Wow, I can't believe we're up to case 70 already! I've really enjoyed the comments and suggestions from all of my readers.
Here are the answers to this week's case:
Leishmaniasis. What is seen is the amastigote stage of this parasite. They live inside of macrophages, and range from 2-5 micrometers in greatest dimension. Therefore, the differential diagnosis includes other small intracellular yeasts such as Histoplasma capsulatum. Also in the differential are Toxoplasma gondii and Trypanosoma cruzi (although both would be unusual in this site). The best way to tell Leishmania apart from yeasts and T. gondii is to identify the rod shaped kinetoplast within each amastigote, in addition to the single nucleus. The arrows in the images point to what is most likely a kinetoplast. Note that it is very hard to see in a formalin-fixed, paraffin-embedded section! The best way to see the characteristic morphology is via a touch prep that is allowed to air dry and is then stained with giemsa (see below). Note that the kinetoplast is much more obvious.
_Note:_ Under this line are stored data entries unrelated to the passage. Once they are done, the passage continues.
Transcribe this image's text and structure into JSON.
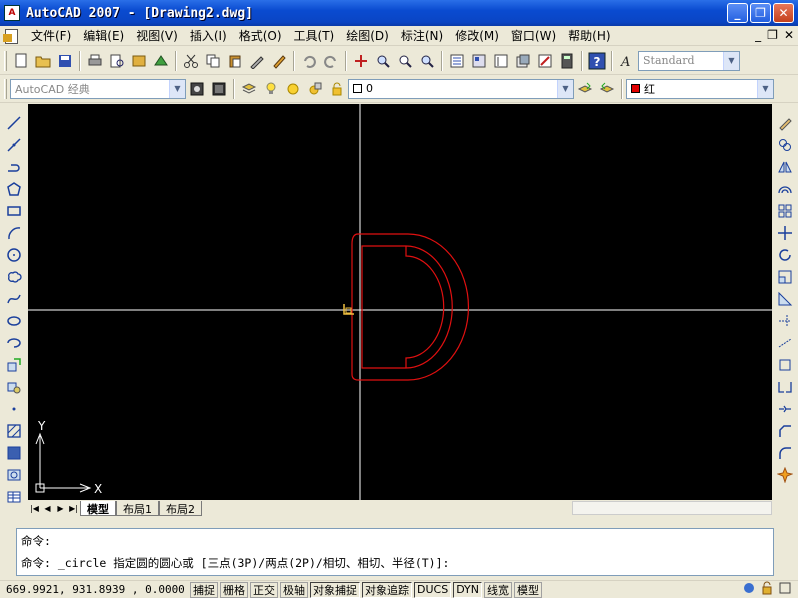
{
  "window": {
    "app_icon_text": "A",
    "title": "AutoCAD 2007 - [Drawing2.dwg]",
    "controls": {
      "minimize": "_",
      "restore": "❐",
      "close": "✕"
    }
  },
  "menubar": {
    "items": [
      "文件(F)",
      "编辑(E)",
      "视图(V)",
      "插入(I)",
      "格式(O)",
      "工具(T)",
      "绘图(D)",
      "标注(N)",
      "修改(M)",
      "窗口(W)",
      "帮助(H)"
    ],
    "doc_controls": {
      "minimize": "_",
      "restore": "❐",
      "close": "✕"
    }
  },
  "toolbar_standard": {
    "style_combo": "Standard"
  },
  "toolbar_layers": {
    "workspace_combo": "AutoCAD 经典",
    "layer_combo": "0",
    "color_combo": "红"
  },
  "drawing": {
    "background": "#000000",
    "crosshair_color": "#ffffff",
    "geometry_color": "#e01010",
    "ucs_x_label": "X",
    "ucs_y_label": "Y"
  },
  "layout_tabs": {
    "tabs": [
      "模型",
      "布局1",
      "布局2"
    ],
    "active": "模型",
    "nav": [
      "|◀",
      "◀",
      "▶",
      "▶|"
    ]
  },
  "command": {
    "line1": "命令:",
    "line2": "命令: _circle 指定圆的圆心或 [三点(3P)/两点(2P)/相切、相切、半径(T)]:"
  },
  "statusbar": {
    "coordinates": "669.9921,  931.8939 , 0.0000",
    "toggles": [
      "捕捉",
      "栅格",
      "正交",
      "极轴",
      "对象捕捉",
      "对象追踪",
      "DUCS",
      "DYN",
      "线宽",
      "模型"
    ]
  }
}
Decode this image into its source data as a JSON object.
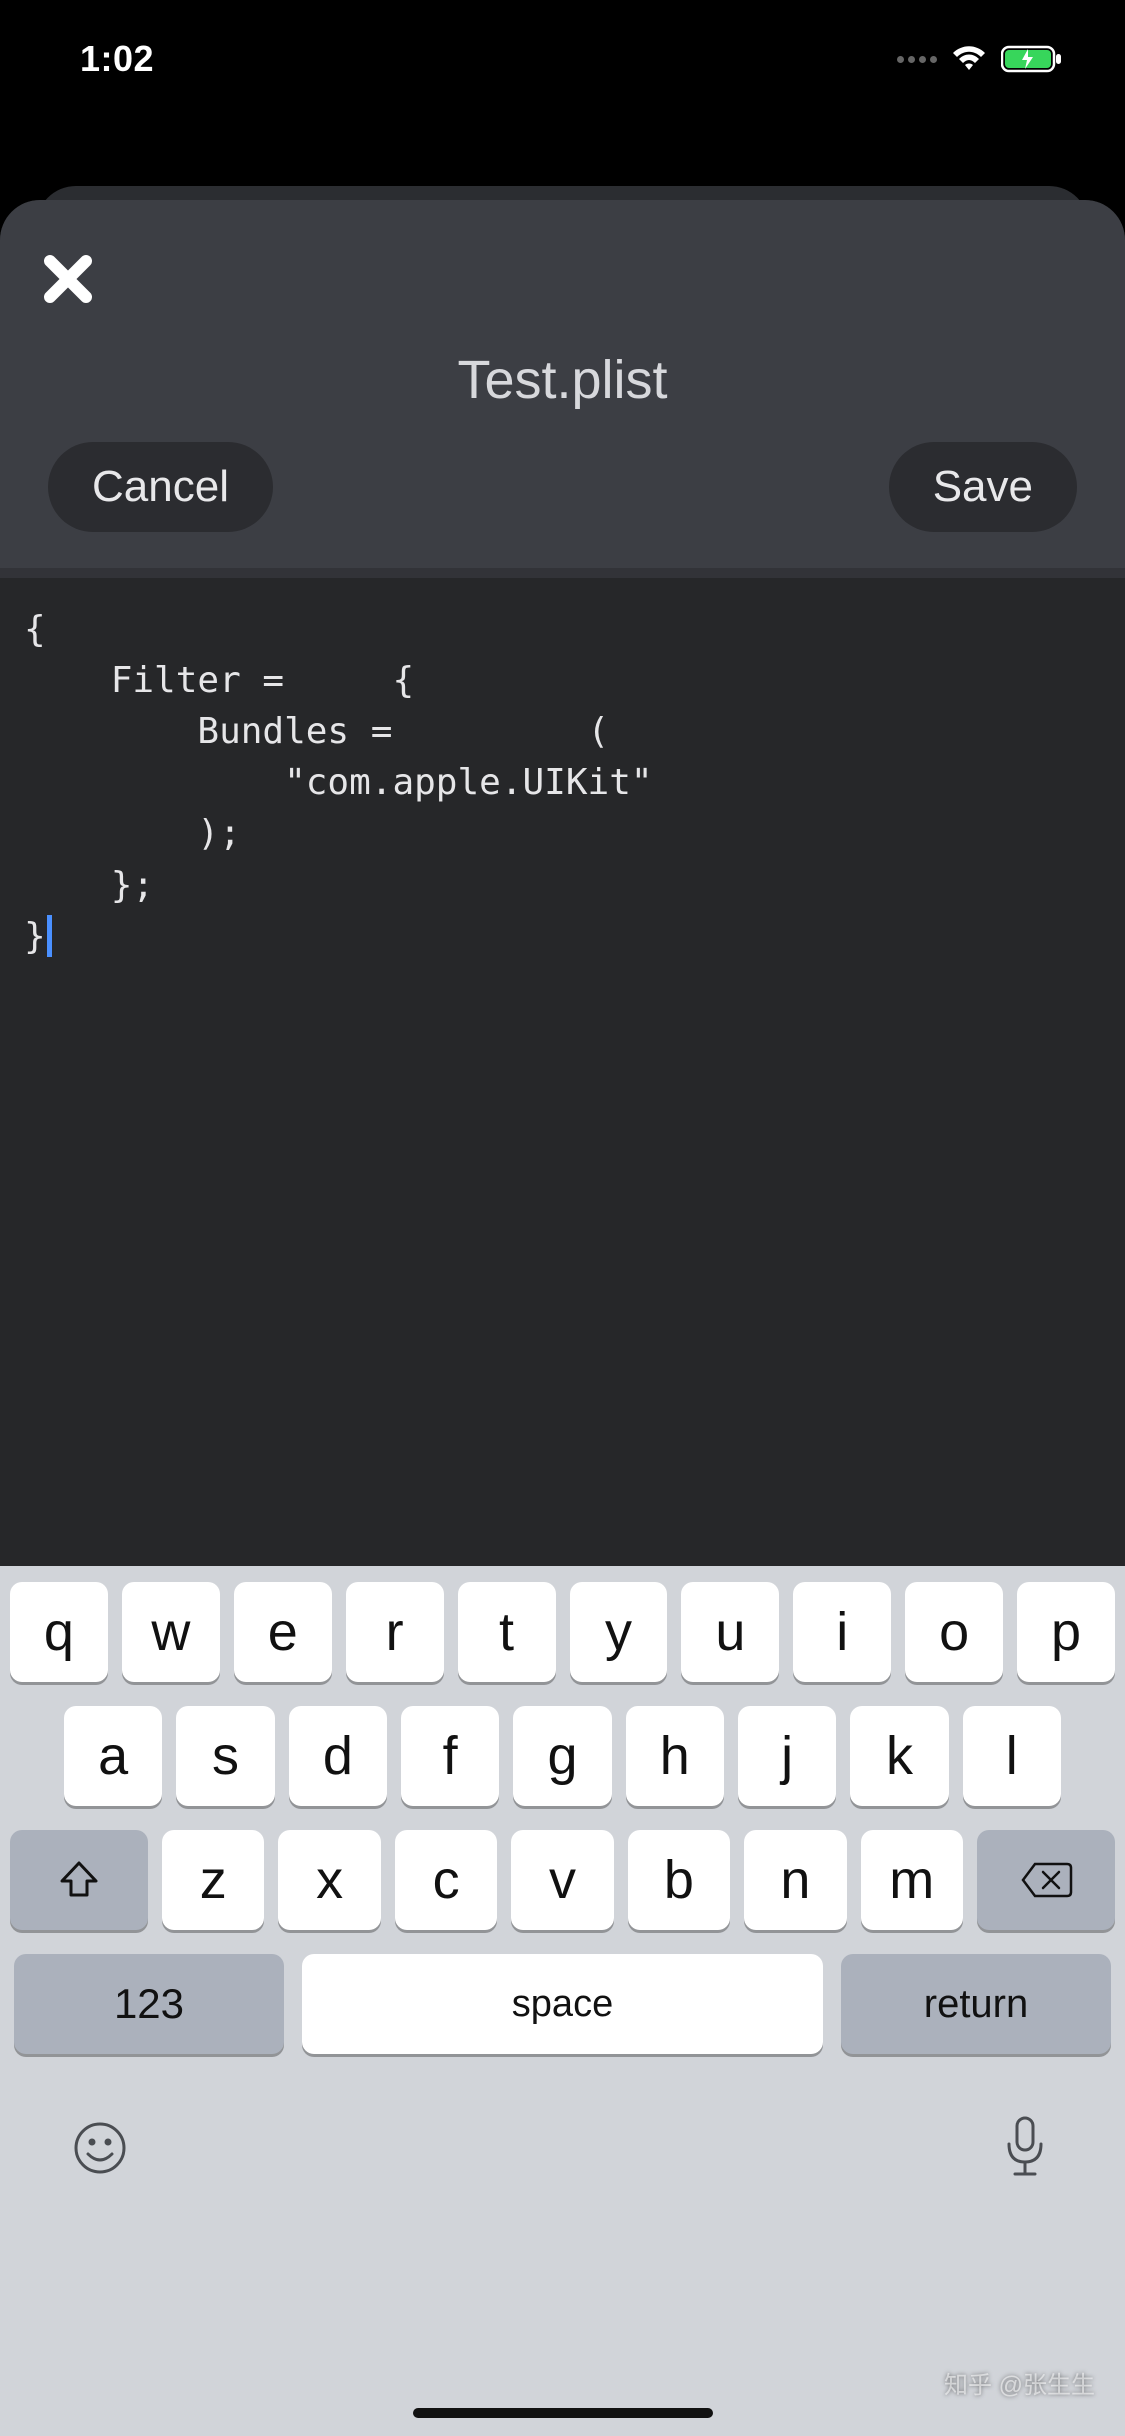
{
  "status": {
    "time": "1:02"
  },
  "header": {
    "title": "Test.plist",
    "cancel_label": "Cancel",
    "save_label": "Save"
  },
  "editor": {
    "content": "{\n    Filter =     {\n        Bundles =         (\n            \"com.apple.UIKit\"\n        );\n    };\n}"
  },
  "keyboard": {
    "row1": [
      "q",
      "w",
      "e",
      "r",
      "t",
      "y",
      "u",
      "i",
      "o",
      "p"
    ],
    "row2": [
      "a",
      "s",
      "d",
      "f",
      "g",
      "h",
      "j",
      "k",
      "l"
    ],
    "row3": [
      "z",
      "x",
      "c",
      "v",
      "b",
      "n",
      "m"
    ],
    "num_label": "123",
    "space_label": "space",
    "return_label": "return"
  },
  "watermark": "知乎 @张生生"
}
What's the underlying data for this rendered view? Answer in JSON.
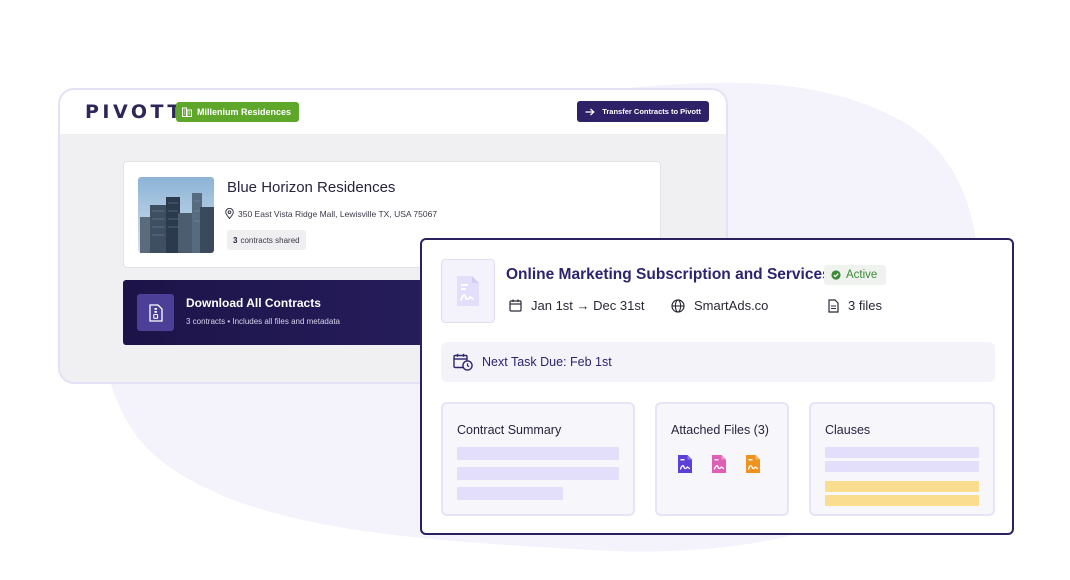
{
  "app": {
    "logo_text": "PIVOTT",
    "property_tag": "Millenium Residences",
    "transfer_button": "Transfer Contracts to Pivott"
  },
  "property": {
    "name": "Blue Horizon Residences",
    "address": "350 East Vista Ridge Mall, Lewisville TX, USA 75067",
    "contracts_count": "3",
    "contracts_suffix": "contracts shared"
  },
  "download": {
    "title": "Download All Contracts",
    "subtitle": "3 contracts  •  Includes all files and metadata"
  },
  "contract": {
    "title": "Online Marketing Subscription and Services",
    "status": "Active",
    "period": "Jan 1st → Dec 31st",
    "vendor": "SmartAds.co",
    "files": "3 files",
    "next_task": "Next Task Due: Feb 1st"
  },
  "panels": {
    "summary_title": "Contract Summary",
    "attached_title": "Attached Files (3)",
    "clauses_title": "Clauses"
  },
  "colors": {
    "brand_dark": "#2d2470",
    "tag_green": "#5ea72a",
    "status_green": "#3b8a36",
    "file_purple": "#5b3fd6",
    "file_pink": "#df5fb5",
    "file_orange": "#f0931e"
  },
  "icons": {
    "calendar": "calendar-icon",
    "globe": "globe-icon",
    "document": "document-icon",
    "location": "location-pin-icon",
    "calendar_clock": "calendar-clock-icon",
    "arrow": "arrow-right-icon"
  }
}
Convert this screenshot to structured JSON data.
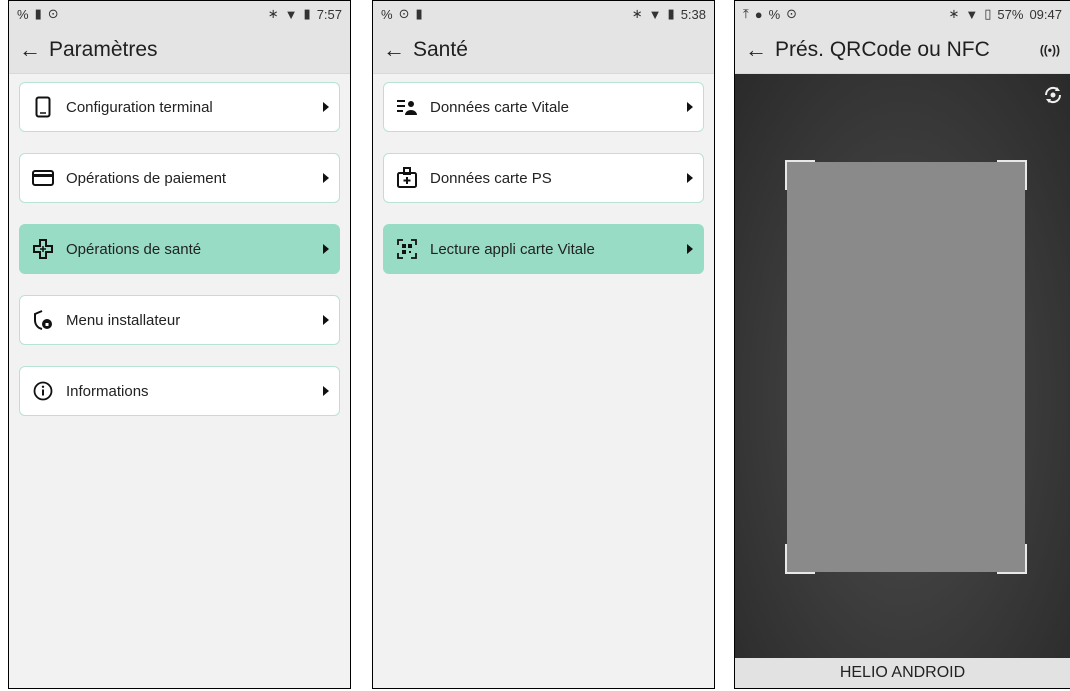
{
  "screen1": {
    "status": {
      "time": "7:57"
    },
    "title": "Paramètres",
    "items": [
      {
        "label": "Configuration terminal",
        "icon": "phone-icon"
      },
      {
        "label": "Opérations de paiement",
        "icon": "credit-card-icon"
      },
      {
        "label": "Opérations de santé",
        "icon": "medical-cross-icon",
        "active": true
      },
      {
        "label": "Menu installateur",
        "icon": "shield-lock-icon"
      },
      {
        "label": "Informations",
        "icon": "info-icon"
      }
    ]
  },
  "screen2": {
    "status": {
      "time": "5:38"
    },
    "title": "Santé",
    "items": [
      {
        "label": "Données carte Vitale",
        "icon": "person-list-icon"
      },
      {
        "label": "Données carte PS",
        "icon": "medical-badge-icon"
      },
      {
        "label": "Lecture appli carte Vitale",
        "icon": "qr-scan-icon",
        "active": true
      }
    ]
  },
  "screen3": {
    "status": {
      "time": "09:47",
      "battery": "57%"
    },
    "title": "Prés. QRCode ou NFC",
    "nfc": "((•))",
    "footer": "HELIO ANDROID"
  },
  "colors": {
    "accent": "#98dcc5",
    "border": "#b8e2d3"
  }
}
These 2 Images from the CDC website:
T. cruzi will also appear as clusters of intracellular amastigotes with kinetoplasts. However, T. cruzi will infect any nucleated cell, and is typically found in smooth and cardiac muscle cells. In these cells, the amastigotes occupy a poorly defined pseudocyst, which is typically much larger than the small collection of Leishmania amastigotes in infected macrophages.
A couple of other helpful hints:
1. H. capsulatum has a pseudocapsule (seen as a clearing around each yeast)and no kinetoplast. (arrow head, below image - 1000 times original magnification, oil immersion)
2. T. gondii is typically found in brain tissue (usually with necrosis in acute disease), and rarely, lymph nodes. The organisms have a classic arc shape on touch prep instead of the oval shape of the amastigote.
So what is the best way to differentiate Leishmania from H. capsulatum on formalin fixed tissue sections if you don't have an air-dried touch prep? A silver stain for fungi (e.g. GMS). The former is negative, while the latter is positive. The following is a silver stain performed on this case. The arrow points to a single amastigote, which is clearly NOT staining with GMS (1000 times original magnification, oil immersion).